LFM2: The Fastest On-Device Foundation Model

What is LFM2?
LFM2 is Liquid AI’s breakthrough foundation model designed specifically for edge computing and on-device deployment. Unlike traditional AI models that require powerful cloud servers, LFM2 runs efficiently on smartphones, laptops, and embedded systems while delivering cloud-level performance.
The model is available in three sizes (350M, 700M, and 1.2B parameters), LFM2 is optimized for maximum performance with minimal memory and energy consumption.
How Does LFM2 Work?
LFM2 operates on a revolutionary hybrid architecture that combines the best of two worlds: convolutional neural networks and attention mechanisms. LFM2 is a hybrid of convolution and attention blocks. There are 16 blocks in total, of which 10 are double-gated short-range LIV convolutions and 6 grouped query attention (GQA) blocks.
The magic happens through Linear Input-Varying (LIV) operators, which create weights dynamically based on the input they’re processing. This approach allows the model to adapt its behavior in real-time, making it incredibly efficient for diverse tasks while maintaining compact size.
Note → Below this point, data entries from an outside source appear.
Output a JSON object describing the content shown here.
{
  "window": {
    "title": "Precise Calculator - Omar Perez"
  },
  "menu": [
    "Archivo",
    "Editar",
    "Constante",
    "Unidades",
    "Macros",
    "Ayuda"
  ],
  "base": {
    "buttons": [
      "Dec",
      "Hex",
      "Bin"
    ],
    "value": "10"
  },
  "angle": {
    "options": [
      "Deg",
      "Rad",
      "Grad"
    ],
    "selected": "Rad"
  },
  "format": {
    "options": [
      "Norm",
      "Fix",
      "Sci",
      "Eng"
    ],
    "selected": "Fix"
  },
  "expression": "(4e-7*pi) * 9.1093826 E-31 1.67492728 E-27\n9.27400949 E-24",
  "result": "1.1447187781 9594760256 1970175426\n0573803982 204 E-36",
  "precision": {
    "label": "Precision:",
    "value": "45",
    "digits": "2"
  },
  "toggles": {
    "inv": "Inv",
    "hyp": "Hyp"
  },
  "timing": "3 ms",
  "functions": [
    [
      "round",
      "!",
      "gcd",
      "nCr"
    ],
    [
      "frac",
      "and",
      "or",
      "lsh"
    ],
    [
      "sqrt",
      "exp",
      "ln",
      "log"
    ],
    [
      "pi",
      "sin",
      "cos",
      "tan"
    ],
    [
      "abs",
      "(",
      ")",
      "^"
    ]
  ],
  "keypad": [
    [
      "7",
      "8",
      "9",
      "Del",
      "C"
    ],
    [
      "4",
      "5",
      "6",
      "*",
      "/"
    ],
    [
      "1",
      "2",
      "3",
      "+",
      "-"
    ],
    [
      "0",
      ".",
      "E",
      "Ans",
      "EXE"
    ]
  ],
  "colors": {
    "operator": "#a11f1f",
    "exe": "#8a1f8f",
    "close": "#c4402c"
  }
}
What Makes LFM2 Stand Out? Why Should You Use It?
STAR Neural Architecture Search: LFM2’s optimal architecture was autonomously discovered by Liquid AI’s proprietary STAR engine, perfectly balancing quality, memory usage, and speed for edge deployment.
Linear Input-Varying (LIV) Operators: The LFM2 convolution blocks use multiplicative gates and short convolutions to create dynamic, input-driven weights. These LIV operators enable real-time adaptation while keeping the model efficient.
Multiplicative Gates Technology: The 10 double-gated short convolution blocks use adaptive gates to efficiently filter relevant information while minimizing memory use.
Knowledge Distillation Training: LFM2 is trained using the larger LFM1-7B model as a teacher over 10T tokens, enabling smaller models to reach performance levels of much bigger ones.
Key Performance Benefits
Advanced Training Pipeline: LFM2 employs a sophisticated three-stage training process: knowledge distillation from LFM1-7B, large-scale supervised fine-tuning on downstream tasks, and custom Direct Preference Optimization with semi-online data generation.
Multi-Hardware Optimization: Built on a hybrid architecture, LFM2 delivers 200% faster decode and prefill performance than Qwen3 and Gemma 3 on CPU while efficiently running on GPU and NPU hardware with the same codebase.
Agent-Optimized Design: It also significantly outperforms models in each size class on instruction-following and function calling—the core capabilities that make LLMs reliable for building AI agents.
Selective Activation: Unlike traditional models that activate all parameters, LFM2’s architecture selectively engages only the necessary computational units for each task, dramatically reducing energy consumption.

Hybrid Architecture in LFM2
The core innovation in LFM2 lies in its hybrid architecture that leverages Liquid Time-constant Networks (LTCs). This represents a fundamental departure from traditional transformer-based models:
16-Block Hybrid Structure:
- 10 Double-Gated Short-Range LIV Convolution Blocks: Handle local pattern recognition with adaptive multiplicative gates
- 6 Grouped Query Attention (GQA) Blocks: Manage longer-range dependencies and context understanding
Unlike traditional Transformer-based models, LFM2 adopts an innovative structured adaptive operator architecture that significantly improves training efficiency and inference speed, especially excelling in long context and resource-constrained scenarios.
Conclusion
LFM2 is a major advancement in edge AI, offering high performance, fast speed, and broad hardware support. It delivers cloud-level AI entirely on-device, meeting demands for privacy and low latency. Ideal for developers building smart devices or AI-powered apps, LFM2 is the perfect edge AI foundation.
How to run LFM2 on Cordatus.ai ?
1. Connect to your device and select LLM Models from the sidebar.

2. Select vLLM from the model selector menu (Box1), choose your desired model, and click the Run symbol (Box2).

3. Click Run to start the model deployment.

4. Select the target device where the LLM will run.

5. Choose the container version (if you have no idea select the latest).

6. Ensure the correct model is selected in Box 1.

7. Set Hugging Face token in Box 1 if required by the model.

8. Click Save Environment to apply the settings.
Once these steps are completed, the model will run automatically, and you can access it through the assigned port.